Let’s accept it. Electronic Arts isn’t really famous for creating genre-essential games. In reality, EA is famous for exactly the reverse: enept games which were on one occasion considered as guaranteed market leaders.
For Holiday, 2008, however, EA might very well have the premium release of a new-found and novel title in its recent record since becoming an almost-monopoly.
I’m talking about Dead Space, a survival horror game like no other.
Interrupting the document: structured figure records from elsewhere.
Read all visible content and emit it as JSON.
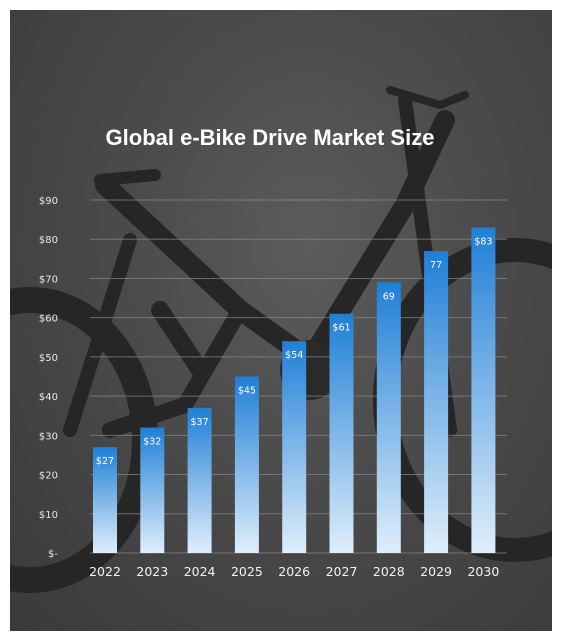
{
  "chart_data": {
    "type": "bar",
    "title": "Global e-Bike Drive Market Size",
    "xlabel": "",
    "ylabel": "",
    "categories": [
      "2022",
      "2023",
      "2024",
      "2025",
      "2026",
      "2027",
      "2028",
      "2029",
      "2030"
    ],
    "values": [
      27,
      32,
      37,
      45,
      54,
      61,
      69,
      77,
      83
    ],
    "data_labels": [
      "$27",
      "$32",
      "$37",
      "$45",
      "$54",
      "$61",
      "69",
      "77",
      "$83"
    ],
    "y_ticks": [
      0,
      10,
      20,
      30,
      40,
      50,
      60,
      70,
      80,
      90
    ],
    "y_tick_labels": [
      "$-",
      "$10",
      "$20",
      "$30",
      "$40",
      "$50",
      "$60",
      "$70",
      "$80",
      "$90"
    ],
    "ylim": [
      0,
      90
    ],
    "grid": true,
    "legend": "none",
    "colors": {
      "bar_top": "#1f7fd6",
      "bar_bottom": "#dfeefb",
      "grid": "#8a8a8a",
      "background": "#4a4a4a"
    }
  }
}
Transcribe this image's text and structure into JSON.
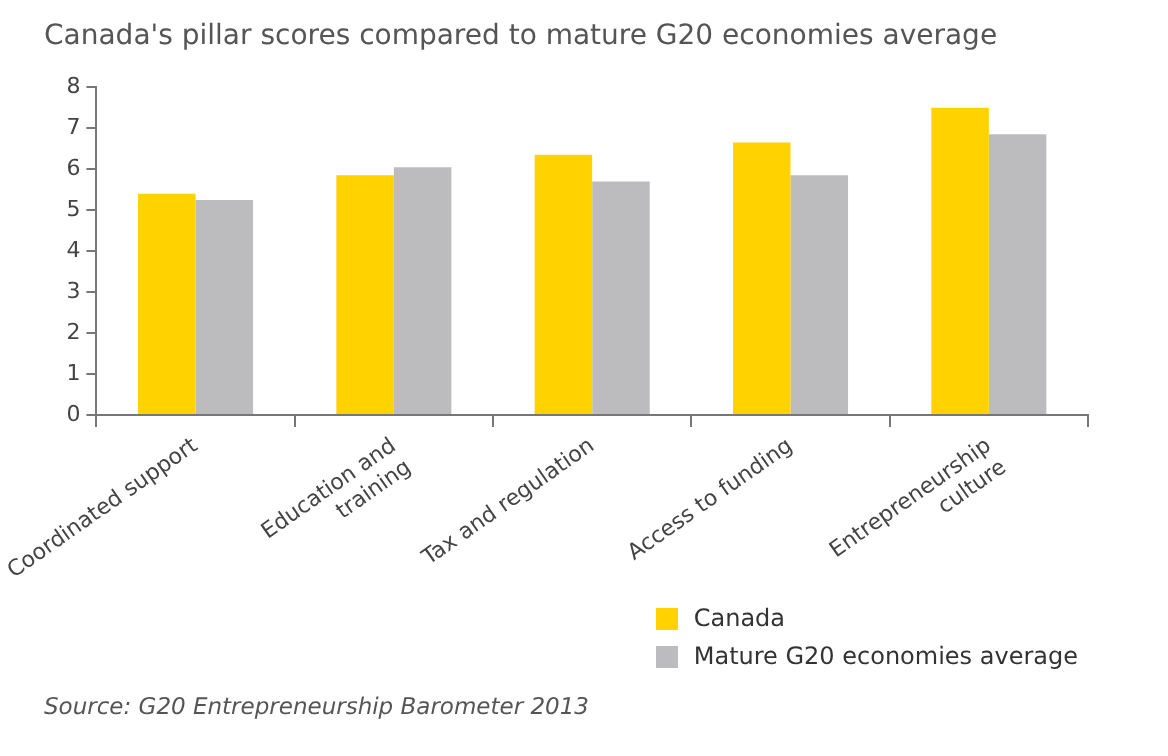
{
  "chart_data": {
    "type": "bar",
    "title": "Canada's pillar scores compared to mature G20 economies average",
    "categories": [
      "Coordinated support",
      "Education and training",
      "Tax and regulation",
      "Access to funding",
      "Entrepreneurship culture"
    ],
    "series": [
      {
        "name": "Canada",
        "color": "#ffd200",
        "values": [
          5.4,
          5.85,
          6.35,
          6.65,
          7.5
        ]
      },
      {
        "name": "Mature G20 economies average",
        "color": "#bcbcbe",
        "values": [
          5.25,
          6.05,
          5.7,
          5.85,
          6.85
        ]
      }
    ],
    "ylim": [
      0,
      8
    ],
    "yticks": [
      0,
      1,
      2,
      3,
      4,
      5,
      6,
      7,
      8
    ],
    "grid": false,
    "legend": "bottom right",
    "annotations": [
      "Source: G20 Entrepreneurship Barometer 2013"
    ]
  }
}
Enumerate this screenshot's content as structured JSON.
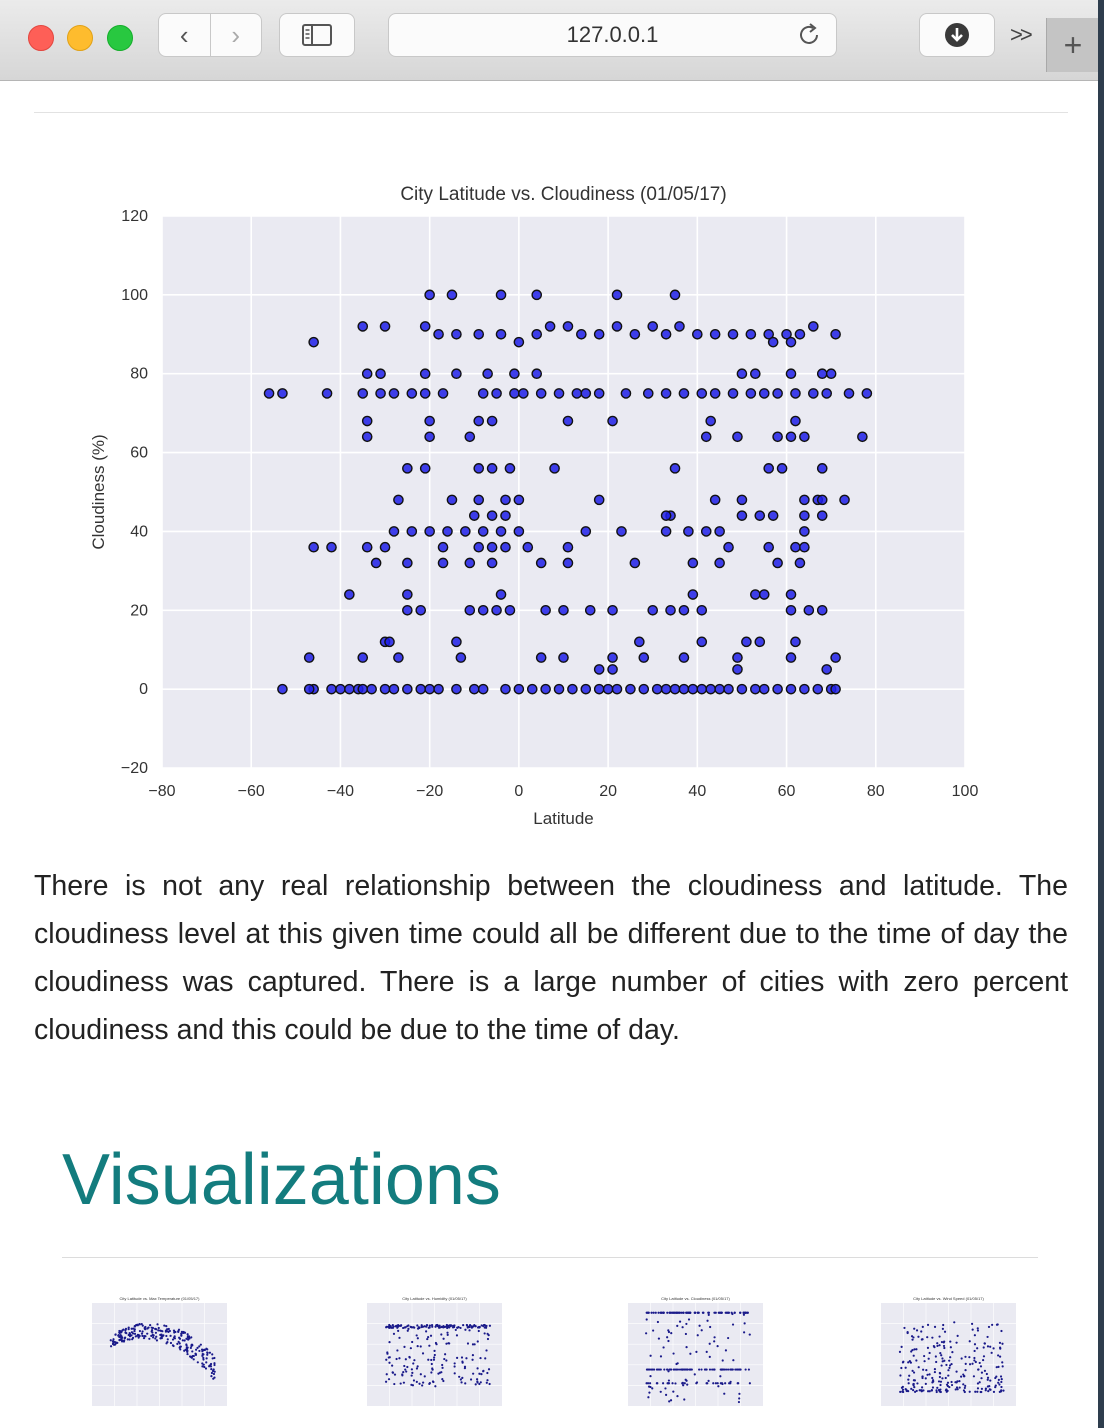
{
  "browser": {
    "url": "127.0.0.1",
    "back_glyph": "‹",
    "forward_glyph": "›",
    "more_glyph": ">>",
    "newtab_glyph": "+"
  },
  "chart_data": {
    "type": "scatter",
    "title": "City Latitude vs. Cloudiness (01/05/17)",
    "xlabel": "Latitude",
    "ylabel": "Cloudiness (%)",
    "xlim": [
      -80,
      100
    ],
    "ylim": [
      -20,
      120
    ],
    "x_ticks": [
      "−80",
      "−60",
      "−40",
      "−20",
      "0",
      "20",
      "40",
      "60",
      "80",
      "100"
    ],
    "y_ticks": [
      "−20",
      "0",
      "20",
      "40",
      "60",
      "80",
      "100",
      "120"
    ],
    "grid": true,
    "point_color": "#1f1fe8",
    "points": [
      [
        -53,
        0
      ],
      [
        -46,
        0
      ],
      [
        -47,
        0
      ],
      [
        -42,
        0
      ],
      [
        -40,
        0
      ],
      [
        -38,
        0
      ],
      [
        -36,
        0
      ],
      [
        -35,
        0
      ],
      [
        -33,
        0
      ],
      [
        -30,
        0
      ],
      [
        -28,
        0
      ],
      [
        -25,
        0
      ],
      [
        -22,
        0
      ],
      [
        -20,
        0
      ],
      [
        -18,
        0
      ],
      [
        -14,
        0
      ],
      [
        -10,
        0
      ],
      [
        -8,
        0
      ],
      [
        -3,
        0
      ],
      [
        0,
        0
      ],
      [
        3,
        0
      ],
      [
        6,
        0
      ],
      [
        9,
        0
      ],
      [
        12,
        0
      ],
      [
        15,
        0
      ],
      [
        18,
        0
      ],
      [
        20,
        0
      ],
      [
        22,
        0
      ],
      [
        25,
        0
      ],
      [
        28,
        0
      ],
      [
        31,
        0
      ],
      [
        33,
        0
      ],
      [
        35,
        0
      ],
      [
        37,
        0
      ],
      [
        39,
        0
      ],
      [
        41,
        0
      ],
      [
        43,
        0
      ],
      [
        45,
        0
      ],
      [
        47,
        0
      ],
      [
        50,
        0
      ],
      [
        53,
        0
      ],
      [
        55,
        0
      ],
      [
        58,
        0
      ],
      [
        61,
        0
      ],
      [
        64,
        0
      ],
      [
        67,
        0
      ],
      [
        70,
        0
      ],
      [
        71,
        0
      ],
      [
        -47,
        8
      ],
      [
        -35,
        8
      ],
      [
        -27,
        8
      ],
      [
        -13,
        8
      ],
      [
        5,
        8
      ],
      [
        10,
        8
      ],
      [
        21,
        8
      ],
      [
        28,
        8
      ],
      [
        37,
        8
      ],
      [
        49,
        8
      ],
      [
        61,
        8
      ],
      [
        71,
        8
      ],
      [
        -14,
        12
      ],
      [
        -30,
        12
      ],
      [
        -29,
        12
      ],
      [
        27,
        12
      ],
      [
        41,
        12
      ],
      [
        51,
        12
      ],
      [
        54,
        12
      ],
      [
        62,
        12
      ],
      [
        18,
        5
      ],
      [
        21,
        5
      ],
      [
        49,
        5
      ],
      [
        69,
        5
      ],
      [
        -38,
        24
      ],
      [
        -25,
        24
      ],
      [
        -4,
        24
      ],
      [
        39,
        24
      ],
      [
        53,
        24
      ],
      [
        55,
        24
      ],
      [
        61,
        24
      ],
      [
        -25,
        20
      ],
      [
        -22,
        20
      ],
      [
        -11,
        20
      ],
      [
        -8,
        20
      ],
      [
        -5,
        20
      ],
      [
        -2,
        20
      ],
      [
        6,
        20
      ],
      [
        10,
        20
      ],
      [
        16,
        20
      ],
      [
        21,
        20
      ],
      [
        30,
        20
      ],
      [
        34,
        20
      ],
      [
        37,
        20
      ],
      [
        41,
        20
      ],
      [
        61,
        20
      ],
      [
        65,
        20
      ],
      [
        68,
        20
      ],
      [
        -46,
        36
      ],
      [
        -42,
        36
      ],
      [
        -34,
        36
      ],
      [
        -30,
        36
      ],
      [
        -17,
        36
      ],
      [
        -9,
        36
      ],
      [
        -6,
        36
      ],
      [
        -3,
        36
      ],
      [
        2,
        36
      ],
      [
        -32,
        32
      ],
      [
        -25,
        32
      ],
      [
        -17,
        32
      ],
      [
        -11,
        32
      ],
      [
        -6,
        32
      ],
      [
        5,
        32
      ],
      [
        11,
        32
      ],
      [
        26,
        32
      ],
      [
        39,
        32
      ],
      [
        45,
        32
      ],
      [
        58,
        32
      ],
      [
        63,
        32
      ],
      [
        -28,
        40
      ],
      [
        -24,
        40
      ],
      [
        -20,
        40
      ],
      [
        -16,
        40
      ],
      [
        -12,
        40
      ],
      [
        -8,
        40
      ],
      [
        -4,
        40
      ],
      [
        0,
        40
      ],
      [
        15,
        40
      ],
      [
        23,
        40
      ],
      [
        33,
        40
      ],
      [
        38,
        40
      ],
      [
        42,
        40
      ],
      [
        45,
        40
      ],
      [
        64,
        40
      ],
      [
        -10,
        44
      ],
      [
        -3,
        44
      ],
      [
        -6,
        44
      ],
      [
        34,
        44
      ],
      [
        50,
        44
      ],
      [
        54,
        44
      ],
      [
        57,
        44
      ],
      [
        64,
        44
      ],
      [
        68,
        44
      ],
      [
        -27,
        48
      ],
      [
        -15,
        48
      ],
      [
        -9,
        48
      ],
      [
        -3,
        48
      ],
      [
        0,
        48
      ],
      [
        18,
        48
      ],
      [
        44,
        48
      ],
      [
        50,
        48
      ],
      [
        64,
        48
      ],
      [
        67,
        48
      ],
      [
        68,
        48
      ],
      [
        73,
        48
      ],
      [
        47,
        36
      ],
      [
        56,
        36
      ],
      [
        62,
        36
      ],
      [
        64,
        36
      ],
      [
        33,
        44
      ],
      [
        11,
        36
      ],
      [
        -25,
        56
      ],
      [
        -21,
        56
      ],
      [
        -9,
        56
      ],
      [
        -6,
        56
      ],
      [
        -2,
        56
      ],
      [
        8,
        56
      ],
      [
        35,
        56
      ],
      [
        56,
        56
      ],
      [
        59,
        56
      ],
      [
        68,
        56
      ],
      [
        -34,
        64
      ],
      [
        -20,
        64
      ],
      [
        -11,
        64
      ],
      [
        42,
        64
      ],
      [
        49,
        64
      ],
      [
        58,
        64
      ],
      [
        61,
        64
      ],
      [
        64,
        64
      ],
      [
        77,
        64
      ],
      [
        -34,
        68
      ],
      [
        -20,
        68
      ],
      [
        -9,
        68
      ],
      [
        -6,
        68
      ],
      [
        11,
        68
      ],
      [
        21,
        68
      ],
      [
        43,
        68
      ],
      [
        62,
        68
      ],
      [
        -56,
        75
      ],
      [
        -53,
        75
      ],
      [
        -43,
        75
      ],
      [
        -35,
        75
      ],
      [
        -31,
        75
      ],
      [
        -28,
        75
      ],
      [
        -24,
        75
      ],
      [
        -21,
        75
      ],
      [
        -17,
        75
      ],
      [
        -8,
        75
      ],
      [
        -5,
        75
      ],
      [
        -1,
        75
      ],
      [
        1,
        75
      ],
      [
        5,
        75
      ],
      [
        9,
        75
      ],
      [
        13,
        75
      ],
      [
        15,
        75
      ],
      [
        18,
        75
      ],
      [
        24,
        75
      ],
      [
        29,
        75
      ],
      [
        33,
        75
      ],
      [
        37,
        75
      ],
      [
        41,
        75
      ],
      [
        44,
        75
      ],
      [
        48,
        75
      ],
      [
        52,
        75
      ],
      [
        55,
        75
      ],
      [
        58,
        75
      ],
      [
        62,
        75
      ],
      [
        66,
        75
      ],
      [
        69,
        75
      ],
      [
        74,
        75
      ],
      [
        78,
        75
      ],
      [
        -34,
        80
      ],
      [
        -31,
        80
      ],
      [
        -21,
        80
      ],
      [
        -14,
        80
      ],
      [
        -7,
        80
      ],
      [
        -1,
        80
      ],
      [
        4,
        80
      ],
      [
        50,
        80
      ],
      [
        53,
        80
      ],
      [
        61,
        80
      ],
      [
        68,
        80
      ],
      [
        70,
        80
      ],
      [
        -46,
        88
      ],
      [
        -35,
        92
      ],
      [
        -30,
        92
      ],
      [
        -21,
        92
      ],
      [
        -18,
        90
      ],
      [
        -14,
        90
      ],
      [
        -9,
        90
      ],
      [
        -4,
        90
      ],
      [
        0,
        88
      ],
      [
        4,
        90
      ],
      [
        7,
        92
      ],
      [
        11,
        92
      ],
      [
        14,
        90
      ],
      [
        18,
        90
      ],
      [
        22,
        92
      ],
      [
        26,
        90
      ],
      [
        30,
        92
      ],
      [
        33,
        90
      ],
      [
        36,
        92
      ],
      [
        40,
        90
      ],
      [
        44,
        90
      ],
      [
        48,
        90
      ],
      [
        52,
        90
      ],
      [
        56,
        90
      ],
      [
        60,
        90
      ],
      [
        63,
        90
      ],
      [
        66,
        92
      ],
      [
        71,
        90
      ],
      [
        57,
        88
      ],
      [
        61,
        88
      ],
      [
        -20,
        100
      ],
      [
        -15,
        100
      ],
      [
        -4,
        100
      ],
      [
        4,
        100
      ],
      [
        22,
        100
      ],
      [
        35,
        100
      ]
    ]
  },
  "paragraph": "There is not any real relationship between the cloudiness and latitude. The cloudiness level at this given time could all be different due to the time of day the cloudiness was captured. There is a large number of cities with zero percent cloudiness and this could be due to the time of day.",
  "section_heading": "Visualizations",
  "thumbnails": [
    {
      "title": "City Latitude vs. Max Temperature (01/05/17)",
      "kind": "temperature"
    },
    {
      "title": "City Latitude vs. Humidity (01/05/17)",
      "kind": "humidity"
    },
    {
      "title": "City Latitude vs. Cloudiness (01/05/17)",
      "kind": "cloudiness"
    },
    {
      "title": "City Latitude vs. Wind Speed (01/05/17)",
      "kind": "wind"
    }
  ]
}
Truly, there have been survival horror games previously. Alone in the Dark, certainly, created the genre. Resident Evil and its other chapters advanced and improved this forte. The Silent Hill chains took it for a spin and introduced the idea of psychological horror, which was brought to the advanced stage by games like Fatal Frame.
So what maked Dead Space any special?
Firstly, Dead Space doesn’t happen in an old abandoned mansion or a city raided by newly-made zombies.
Dead Space comes about in, where else, space.
Imagine Alien. Imagine Sigourney Weaver being chased by the brood in a rocketship that has been sucked of life. Imagine this automation honed to a tee.
Imagine possessed,altered, and total evil crewmembers substituting extraterrestrials. Imagine authentic, untouched wickedness straight from the guts of hell. Imagine a lone navy having to ward off these repulsive entities. Imagine monstrous creatures and even more monstrous circumstances.
It’s the menacing hostility and the rroubling dread that makes Dead Space the new revolutionary march in the survival horror variety.
Of course, we shouldn’t failt to remember the gigantic, powerful guns, the abundant supply of brutality, and the diversity of dismembered body parts.
Dead Space is believed to be so brutal that it had to go undergo a few mendings only to get an allowable M ranking from the ESRB. Its designed box art, an image of a mutilated body part hanging in space and a tribute to the mutilated finger that was utilized in the billboards for the flick Saw, has been met with so much disapproval that an alternate box art is being prepared.
Upon the distribution of Dead Space, the survival horror variety will in no way be the same again. As the preliminary assertion in Star Trek goes, “to go where no man has gone before.”
Well, Dead Space will go where no survival horror game has tried venture before.
And we’ll be present for one hell of a ride, plainly speaking that is.